Krisis Helium Menghantui, Industri Teknologi dan Medis Mulai Terganggu
Krisis helium global mulai mengganggu rantai pasok industri teknologi dan medis. Gangguan ini dipicu konflik di Timur Tengah yang membatasi produksi dan distribusi gas tersebut, terutama dari kawasan Teluk.
Helium sendiri merupakan komponen penting dalam industri semikonduktor. Gas ini digunakan dalam proses pendinginan, deteksi kebocoran, dan manufaktur presisi dalam pembuatan chip.
Sejumlah pelaku industri menyebut pasokan yang semakin ketat telah mulai memengaruhi produksi. “Kekurangan helium adalah kekhawatiran yang sangat serius,” ujar mitra senior di perusahaan konsultan rantai pasok Tidal Wave Solutions, Cameron Johnson, sebagaimana dikutip dari Reuters pada Rabu, 6 Mei 2026.

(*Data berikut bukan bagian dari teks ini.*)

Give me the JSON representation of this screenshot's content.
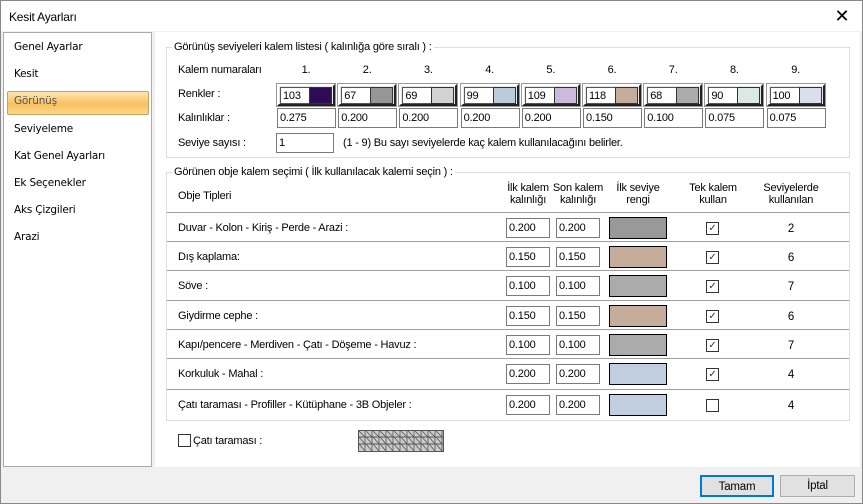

“Jika terjadi kekurangan, perusahaan mungkin mulai memperlambat produksi atau bahkan menghentikan produksi, termasuk pembuatan chip,” ungkapnya.
Johnson memperingatkan dampaknya bisa meluas ke berbagai sektor. Mulai dari elektronik, otomotif, bahkan smartphone.
Gangguan pasokan ini berkaitan dengan tingginya ketergantungan global pada helium dari Timur Tengah. Qatar menyumbang hampir sepertiga produksi helium dunia, sekitar 63 juta meter kubik pada 2025.
Namun konflik Iran telah mengganggu sekitar sepertiga pasokan global, terutama karena hambatan distribusi di Selat Hormuz.
Selain itu, helium merupakan produk sampingan dari produksi gas alam cair (LNG). Gangguan pada fasilitas energi di Qatar ikut menekan produksi LNG dan berdampak langsung pada pasokan helium.
Melansir dari Al Jazeera, QatarEnergy memperkirakan ekspor helium cair akan turun sekitar 14 persen setiap tahun. Dampak krisis bahkan sudah dirasakan perusahaan teknologi.
Jerry Zhang, pimpinan penjualan China di perusahaan semikonduktor VAT, mengatakan konflik telah memperketat pasokan dan memengaruhi produksi. Ia juga menyebut keterlambatan transportasi memperparah kondisi, sehingga perusahaan mencari alternatif pasokan dari Amerika Serikat.
Gangguan juga terjadi pada rantai pasok bahan baku lain. Zhou Limin dari unit MRSI milik Mycronic mengatakan beberapa material dari Israel mengalami keterlambatan pengiriman. “Pasti ada dampak jangka pendek, dan itu sudah memengaruhi kami.”
Perusahaan gas industri juga mulai mengantisipasi kondisi ini. Seorang eksekutif Air Liquide memperingatkan adanya potensi kekurangan helium dalam jangka pendek.
Selain sektor teknologi, industri medis turut terdampak. Hal ini lantaran helium digunakan dalam mesin MRI untuk mendinginkan magnet superkonduktor. Gangguan pasokan berpotensi menghambat operasional alat tersebut.
CEO IndexBox, Aleksandr Romanenko, menyebut gangguan selama 30 hari dapat mendorong harga naik 10 hingga 20 persen. Jika berlangsung 60 hingga 90 hari, kenaikan bisa mencapai 25 hingga 50 persen.
Helium tidak memiliki pengganti sintetis, sehingga gangguan pasokan langsung berdampak pada berbagai sektor. Meski Amerika Serikat merupakan produsen terbesar, banyak negara tetap bergantung pada pasokan dari kawasan Teluk.
Distributor besar seperti Airgas bahkan telah mengurangi pengiriman hingga setengah. Sementara itu, Air Liquide berencana mengalihkan rantai pasok ke sumber lain untuk menjaga ketersediaan.